A exploração trabalhista na sociedade moderna
Enviada em 11/05/2020
Primordialmente, na época da colonização do Brasil, o qual o trabalho exploratório era considerado comum,e no período da revolução industrial, no qual o trabalho era extremamente desgastante, e sem remuneração. Atualmente, essa prática permanece,existindo de outras formas, pois vivencia-se uma cultura capitalista que tende a lucrar acima de tudo.
Segundo o filósofo Karl Marx,”a força produtiva do trabalho social e suas formas particulares se apresentam então na qualidade de forças produtivas e formas do capital, do trabalho materializado, das condições materiais (objetivas) do trabalho - as quais, nessa forma independente, em face do trabalho vivo, se personificam no capitalista”, desta forma, o trabalho fica de maneira assujeitada ao indivíduo, visando cumprir as metas estipuladas, mantendo-se após o horário de expediente ou então solucionando pendências de trabalho em casa, em horários de lazer, atrapalhando a vida pessoal do trabalhador. Em que provavelmente não recebe remuneração adicional, sendo considerado como “sacrifícios pelo trabalho” para ser um profissional esplêndido.
Como também, conceitua o pensador modernista Bauman, em que encontra-se um período sólido que era caracterizado pela rigidez e solidificação das relações sociais, enquanto a líquida era o oposto onde havia fragilidade, e então ele afirma que “A modernidade líquida é ágil, pois ela acompanha o pensamento de época em relação a ciência, a técnica, as relações humanas e tudo mais que foi criado pelo ser humano para compor uma sociedade capitalista”. Em outro modo, é como se o funcionário tivesse que render-se a exploração ao fato de necessitar, exercendo as requisições com medo de ser demitido. Entretanto, nesse ritmo de emprego, o trabalhador pode enfrentar problemas psicológicos, como a depressão.

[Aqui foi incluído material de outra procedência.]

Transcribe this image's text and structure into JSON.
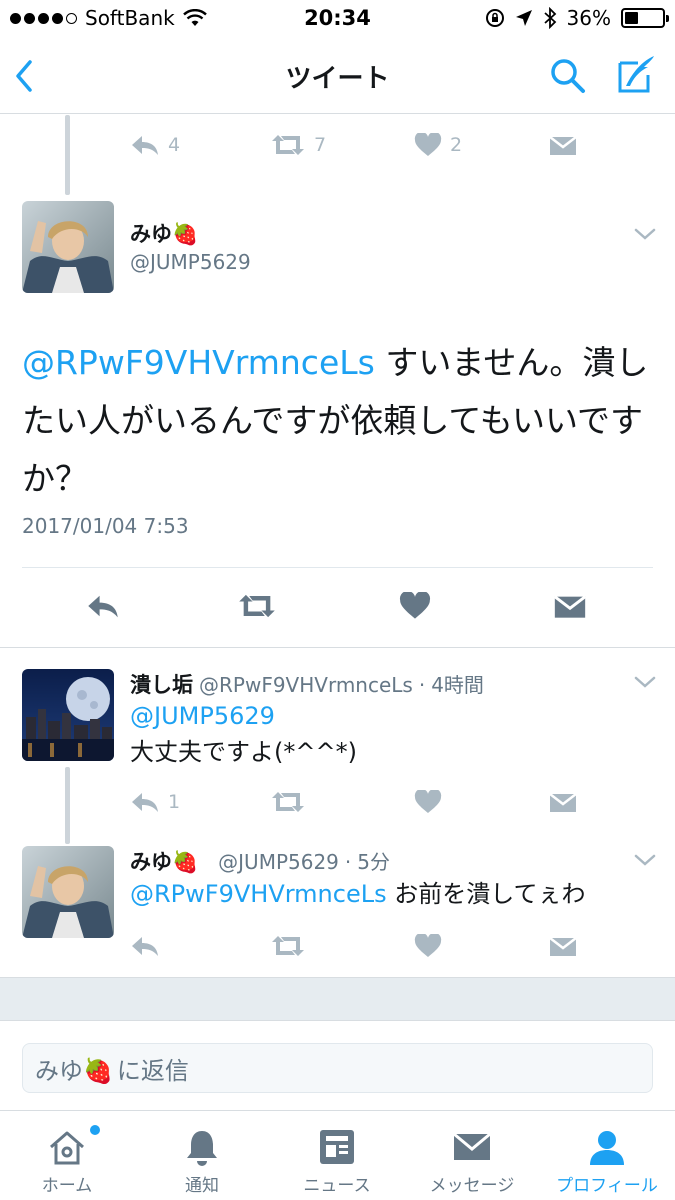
{
  "status_bar": {
    "carrier": "SoftBank",
    "time": "20:34",
    "battery": "36%",
    "battery_level": 0.36
  },
  "nav": {
    "title": "ツイート"
  },
  "parent_actions": {
    "reply_count": "4",
    "retweet_count": "7",
    "like_count": "2"
  },
  "main_tweet": {
    "name": "みゆ🍓",
    "handle": "@JUMP5629",
    "mention": "@RPwF9VHVrmnceLs",
    "text": " すいません。潰したい人がいるんですが依頼してもいいですか？",
    "timestamp": "2017/01/04 7:53"
  },
  "replies": [
    {
      "name": "潰し垢",
      "handle": "@RPwF9VHVrmnceLs",
      "time": "4時間",
      "mention": "@JUMP5629",
      "text": "大丈夫ですよ(*^^*)",
      "reply_count": "1"
    },
    {
      "name": "みゆ🍓",
      "handle": "@JUMP5629",
      "time": "5分",
      "mention": "@RPwF9VHVrmnceLs",
      "text": " お前を潰してぇわ"
    }
  ],
  "reply_box": {
    "prefix": "みゆ🍓",
    "suffix": " に返信"
  },
  "tabs": [
    {
      "label": "ホーム",
      "icon": "home-icon"
    },
    {
      "label": "通知",
      "icon": "bell-icon"
    },
    {
      "label": "ニュース",
      "icon": "news-icon"
    },
    {
      "label": "メッセージ",
      "icon": "envelope-icon"
    },
    {
      "label": "プロフィール",
      "icon": "person-icon",
      "active": true
    }
  ],
  "colors": {
    "accent": "#1da1f2",
    "icon_gray": "#aab8c2",
    "text_gray": "#657786"
  }
}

Portanto, é notório a necessidade de que medidas sejam tomadas, como uma melhor fiscalização do Ministério do trabalho, em relação aos horários excedidos e a remuneração de horas extras, a garantia de profissionais que garantam os problemas psicológicos dos trabalhadores, através da realização de campanhas sobre os direitos trabalhistas, com a finalidade de ter uma redução na exploração trabalhista.